The next day,  New Year’s Eve, passed quickly. While I don’t remember  this clearly, I hope I helped Kiyoku and Tim clean their house and garden.  In a tradition I’ve come to love, Japanese people, at least in those days, tried to tidy up loose ends at the end of the year: clean  work places and houses, pay debts, ask forgiveness from people they’ve wronged.

New Year’s also involves special cooking called osechi, foods that can be made ahead and kept for several days, thus freeing the cook to enjoy the holiday. I remember  Kiyoko’s cooking  as being artful and traditional and mostly vegetarian.   Almost surely she made kuro-mame, simmered black soy beans, an  auspicious dish because the mame part is the homophone of a word meaning “to be in good health.” Likely, she made gomame, sweet and salty, crisp dried  anchovies. Gomame is an osechi  dish because it’s written with Chinese characters which can  also mean “fifty thousand grains of rice,” an affirmation for prosperity. And I’m sure she made kinpira, sautéed burdock with sesame seeds, a dish thought to provide energy because burdock is such a prolific, sturdy plant.

You can’t have a traditional Japanese New Year without eating mochi  and I remember we joined an American family living nearby in making what seemed an unreasonable amount of the chewy treat. Their kitchen was taken over by the project, pots of steaming sweet,  whole grain mochi rice, trays of already made mochi cakes. Properly made mochi involves steaming glutinous mochi rice until it is very well cooked, then pounding it with a heavy mallet to break down the grains and bring out the sticky starch.  This is then flavored and formed into small, cookie-sized cakes. Traditional mochi  can be rolled in roasted soy bean flour, stuffed with sweetened bean jam, or flavored with mugwort.  It  was a merry scene, kids running about, stuffing pieces of mochi into their mouths, having a boisterous time.
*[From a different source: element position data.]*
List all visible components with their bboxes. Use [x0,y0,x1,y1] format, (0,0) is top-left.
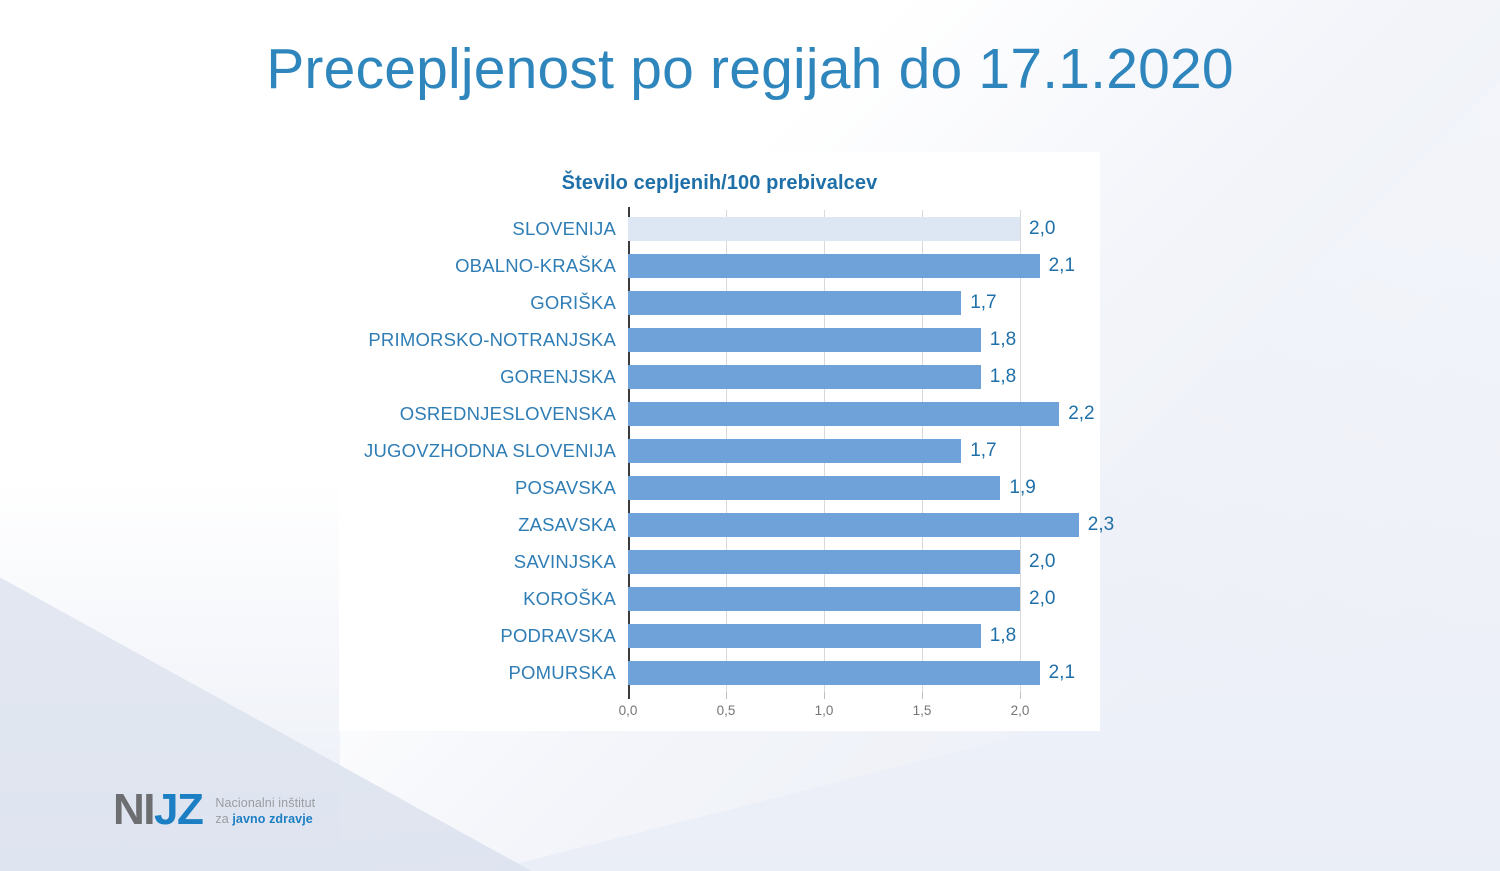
logo-tagline-line1: Nacionalni inštitut [215,796,315,811]
category-label: POSAVSKA [515,477,616,499]
bar-value-label: 2,1 [1049,662,1075,684]
x-tick-label: 1,5 [913,703,932,718]
bar[interactable] [628,365,981,389]
x-tick-label: 0,0 [619,703,638,718]
chart-x-axis: 0,00,51,01,52,0 [628,692,1020,732]
chart-bar-row: ZASAVSKA2,3 [628,507,1220,544]
chart-title: Število cepljenih/100 prebivalcev [339,172,1100,195]
category-label: POMURSKA [509,662,616,684]
x-tick-label: 2,0 [1011,703,1030,718]
category-label: KOROŠKA [523,588,616,610]
category-label: GORENJSKA [500,366,616,388]
logo-tagline: Nacionalni inštitut za javno zdravje [215,793,315,827]
category-label: JUGOVZHODNA SLOVENIJA [364,440,616,462]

Later we returned to Tim and Kiyoku’s to finish up the osechi. Tim and I went out to the  garden, brushed snow off the last  of  the season’s broccoli and picked it.  When all was done we ate a late, quiet dinner consisting mostly of soba noodles in a  soy-flavored broth and  garnished with thinly-cut  nori strips,  green onions and sesame seeds.

Just before midnight, we bundled up against the chilly night and made our way along a snow-covered path up a small hill to the local Buddhist temple. There, along with dozens of villagers, we lined up for our chance to ring the huge temple bell.  When it was rung the prescribed 108 times, we joined the priests inside the temple  for hot green tea, mikans, the Japanese orange in season at New Year’s time, and quiet conversation

New Year’s day and the day after we ate the osechi along with ozoni, soup broth with pieces of mochi melting deliciously in it, drank sake, visited with neighbors and talked about what we wanted to accomplish in the  coming year. I retraced my journey back to Kyoto and on the Shinkansen to Tokyo, standing all the way because the trains were packed with people returning from their home towns.

I was to visit Kiyoku and Tim and the people of their village several times later on, even helping with a traditional rice harvest. I’m thankful that they welcomed me into their home and into their lives. They shared with me  a vivid experience of Japanese village life which more than thirty years later, I cherish still.
–Gary Alinder, December 28, 2009


Above: A later photo of Kiyoko, Tim and baby in a field of buckwheat. Right:  me participating in a rice harvest at their farm, 1978 (rice-drying racks in background).

Afterword: You can find mochi in most Japanese supermarkets, but it’s likely to be made with rice flour rather than whole grain rice, and to my taste, to be overly sweet.  You’ll find better quality  mochi in the refrigerator case of your natural foods store.  The Asian Art Museum of San Francisco sponsors a Buddhist bell ringing every New Year’s Eve, and later in January, a mochi-making event.